Mike Heimerdinger

Personal information
- Born: October 13, 1952 DeKalb, Illinois, U.S.
- Died: September 30, 2011 (aged 58) Mexico

Career information
- College: Eastern Illinois

Career history
- Grant HS (IL) (1975–1977) Assistant coach; Johnsburg HS (IL) (1978–1979) Head coach; Florida (1980) Graduate assistant; Air Force (1981) Wide receivers coach; North Texas State (1982) Quarterbacks coach; Florida (1983–1987) Wide receivers coach; Cal State Fullerton (1988) Offensive coordinator; Rice (1989–1993) Offensive coordinator; Duke (1994) Offensive coordinator; Denver Broncos (1995–1999) Wide receivers coach; Tennessee Titans (2000–2004) Offensive coordinator; New York Jets (2005) Offensive coordinator; Denver Broncos (2006) Assistant head coach; Denver Broncos (2007) Assistant head coach / quarterbacks coach; Tennessee Titans (2008–2010) Offensive coordinator;

Awards and highlights
- 2× Super Bowl champion (XXXII, XXXIII); George Halas Award (2011);
- Coaching profile at Pro Football Reference

= Mike Heimerdinger =

American football player and coach (1952–2011)

Michael Heimerdinger (October 13, 1952 – September 30, 2011) was an American football coach who held various coordinator and position coach roles during 18 seasons in the National Football League (NFL). He began his career by coaching high school football in Illinois, and then held positions with six different college football teams. Heimerdinger died at the age of 58 in 2011, after suffering from cancer.

==Career==
Heimerdinger was most recently the offensive coordinator for the Tennessee Titans, a position he had served in from 2000 to 2004 and again from 2008 to 2010. Prior to serving in this position, Heimerdinger was an assistant head coach for the Denver Broncos succeeding Gary Kubiak who took the head coaching position with the Houston Texans.

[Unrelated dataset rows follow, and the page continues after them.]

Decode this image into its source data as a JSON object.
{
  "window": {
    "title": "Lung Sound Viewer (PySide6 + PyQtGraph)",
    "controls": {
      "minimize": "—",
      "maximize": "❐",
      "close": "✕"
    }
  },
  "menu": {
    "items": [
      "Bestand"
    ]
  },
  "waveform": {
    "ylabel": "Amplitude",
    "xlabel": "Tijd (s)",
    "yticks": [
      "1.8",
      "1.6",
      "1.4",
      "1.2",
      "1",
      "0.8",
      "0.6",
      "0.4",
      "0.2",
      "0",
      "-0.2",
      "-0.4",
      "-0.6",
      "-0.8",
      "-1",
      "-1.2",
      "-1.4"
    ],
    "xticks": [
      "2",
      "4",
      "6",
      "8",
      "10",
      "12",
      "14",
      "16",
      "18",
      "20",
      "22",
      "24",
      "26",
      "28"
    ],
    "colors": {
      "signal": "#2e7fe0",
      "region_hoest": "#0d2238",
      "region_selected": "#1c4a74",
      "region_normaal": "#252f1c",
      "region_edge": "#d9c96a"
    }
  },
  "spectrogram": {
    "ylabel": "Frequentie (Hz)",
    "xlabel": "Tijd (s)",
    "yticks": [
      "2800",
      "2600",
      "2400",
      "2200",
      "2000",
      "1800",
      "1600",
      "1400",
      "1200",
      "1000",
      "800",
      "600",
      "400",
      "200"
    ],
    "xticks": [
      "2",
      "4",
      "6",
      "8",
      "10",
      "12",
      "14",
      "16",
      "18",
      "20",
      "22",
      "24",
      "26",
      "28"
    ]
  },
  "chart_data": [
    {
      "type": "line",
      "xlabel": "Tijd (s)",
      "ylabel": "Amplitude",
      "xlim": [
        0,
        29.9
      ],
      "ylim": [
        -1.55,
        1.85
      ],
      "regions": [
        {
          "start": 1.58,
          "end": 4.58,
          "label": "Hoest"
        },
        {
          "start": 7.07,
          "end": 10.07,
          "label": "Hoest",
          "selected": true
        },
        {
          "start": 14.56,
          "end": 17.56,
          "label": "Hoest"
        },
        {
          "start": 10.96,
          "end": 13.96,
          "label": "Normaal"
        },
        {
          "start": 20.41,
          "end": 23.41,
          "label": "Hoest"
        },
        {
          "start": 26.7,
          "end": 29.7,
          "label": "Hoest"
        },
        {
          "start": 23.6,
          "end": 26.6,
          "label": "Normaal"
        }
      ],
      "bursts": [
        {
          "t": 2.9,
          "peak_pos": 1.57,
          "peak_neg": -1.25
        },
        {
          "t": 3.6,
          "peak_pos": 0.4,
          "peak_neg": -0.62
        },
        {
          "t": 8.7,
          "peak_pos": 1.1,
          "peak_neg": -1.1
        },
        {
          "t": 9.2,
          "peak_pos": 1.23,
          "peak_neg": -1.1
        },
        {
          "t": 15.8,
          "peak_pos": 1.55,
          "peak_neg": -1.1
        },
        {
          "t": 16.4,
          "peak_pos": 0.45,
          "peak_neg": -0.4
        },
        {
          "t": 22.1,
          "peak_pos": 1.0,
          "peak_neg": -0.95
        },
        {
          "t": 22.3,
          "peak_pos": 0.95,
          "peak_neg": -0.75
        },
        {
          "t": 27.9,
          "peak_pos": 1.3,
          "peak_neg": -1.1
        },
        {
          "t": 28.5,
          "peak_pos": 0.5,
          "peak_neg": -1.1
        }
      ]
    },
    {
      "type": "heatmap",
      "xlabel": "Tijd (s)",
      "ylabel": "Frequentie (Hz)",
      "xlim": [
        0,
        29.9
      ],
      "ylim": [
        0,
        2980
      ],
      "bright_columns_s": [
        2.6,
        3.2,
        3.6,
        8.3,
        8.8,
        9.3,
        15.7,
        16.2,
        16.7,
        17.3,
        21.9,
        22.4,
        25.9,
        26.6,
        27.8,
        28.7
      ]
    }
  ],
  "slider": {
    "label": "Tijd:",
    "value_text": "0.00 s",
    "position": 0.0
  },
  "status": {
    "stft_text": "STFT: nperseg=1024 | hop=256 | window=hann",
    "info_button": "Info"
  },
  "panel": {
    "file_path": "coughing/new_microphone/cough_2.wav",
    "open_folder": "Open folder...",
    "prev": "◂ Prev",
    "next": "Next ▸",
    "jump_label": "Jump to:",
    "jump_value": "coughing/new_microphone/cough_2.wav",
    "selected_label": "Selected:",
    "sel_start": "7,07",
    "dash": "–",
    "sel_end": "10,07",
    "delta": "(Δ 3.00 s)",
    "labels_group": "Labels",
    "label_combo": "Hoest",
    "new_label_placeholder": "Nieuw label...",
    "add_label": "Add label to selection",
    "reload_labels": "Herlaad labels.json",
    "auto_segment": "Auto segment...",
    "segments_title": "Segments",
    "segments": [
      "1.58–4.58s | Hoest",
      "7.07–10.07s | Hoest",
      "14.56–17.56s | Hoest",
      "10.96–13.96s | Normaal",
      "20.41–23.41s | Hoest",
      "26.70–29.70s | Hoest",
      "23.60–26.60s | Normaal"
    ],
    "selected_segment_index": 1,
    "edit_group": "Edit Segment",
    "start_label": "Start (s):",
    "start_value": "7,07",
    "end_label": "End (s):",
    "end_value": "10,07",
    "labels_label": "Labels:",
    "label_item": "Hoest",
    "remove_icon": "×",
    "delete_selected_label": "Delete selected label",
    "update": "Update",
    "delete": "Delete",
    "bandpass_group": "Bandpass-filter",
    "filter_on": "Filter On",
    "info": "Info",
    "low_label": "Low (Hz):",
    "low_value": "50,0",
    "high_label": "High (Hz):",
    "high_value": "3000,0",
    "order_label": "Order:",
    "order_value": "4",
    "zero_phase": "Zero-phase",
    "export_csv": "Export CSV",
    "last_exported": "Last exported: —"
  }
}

He played wide receiver at Eastern Illinois University from 1970 to 1974 and was roommates with Mike Shanahan. He was then the wide receivers coach at the University of Florida, when they won two consecutive SEC titles in 1984 and 1985, and after that, was receivers coach for Shanahan with the Denver Broncos, from 1995 until 1999. He was also offensive coordinator for the New York Jets for the 2005 season. Prior to that, he held positions in college football as Duke University's offensive coordinator, Rice University's offensive coordinator, Cal State Fullerton's offensive coordinator, the University of Florida wide receivers' coach, North Texas State's quarterbacks coach, and the U.S. Air Force Academy' wide receivers' coach.

With the Titans, Heimerdinger coached players such as Steve McNair, Eddie George, Derrick Mason, and Hall of Fame lineman Bruce Matthews. He helped Head Coach Jeff Fisher lead the Titans to the playoffs in 2000, 2002, and 2003.

He was hired by the Jets in 2005, as offensive coordinator, in what would be a disastrous season for the franchise. After the Jets' Head Coach Herman Edwards was released from his contract, Heimerdinger was interviewed and passed over for the head coaching position. Although it was obvious he would have preferred to void his contract with the Jets, he was initially informed by new coach Eric Mangini that he would be retained as offensive coordinator as per his original contract. He was later released from his contract by the Jets as part of an undisclosed agreement. He then took a position as the Denver Broncos' assistant head coach under Mike Shanahan, where he worked with quarterback Jay Cutler, transforming him into the Broncos' starting quarterback.

He returned to the Tennessee Titans as their new offensive coordinator, after the Titans fired Norm Chow. He was hired to help develop quarterback Vince Young, who was drafted ahead of Cutler in the 2006 NFL draft. Under Heimerdinger, veteran quarterback Kerry Collins, and a dominating defense led by defensive coordinator Jim Schwartz and defensive tackle Albert Haynesworth, the Titans had a 13–3 record (best in the league) and won the AFC South title.

On November 24, 2010, he began to undergo chemotherapy for treating cancer that had been recently diagnosed. His role as offensive coordinator was expected to be assumed by Titans quarterbacks coach Dowell Loggains and offensive line coach Mike Munchak during his absence however, Heimerdinger continued coaching every game throughout the remainder of the season.

On February 8, 2011, Heimerdinger was fired by newly hired head coach Munchak.

==Personal life==
Heimerdinger had two children with his wife, Kathie. His children are Brian and Alicia. Heimerdinger died of cancer on September 30, 2011, in Mexico.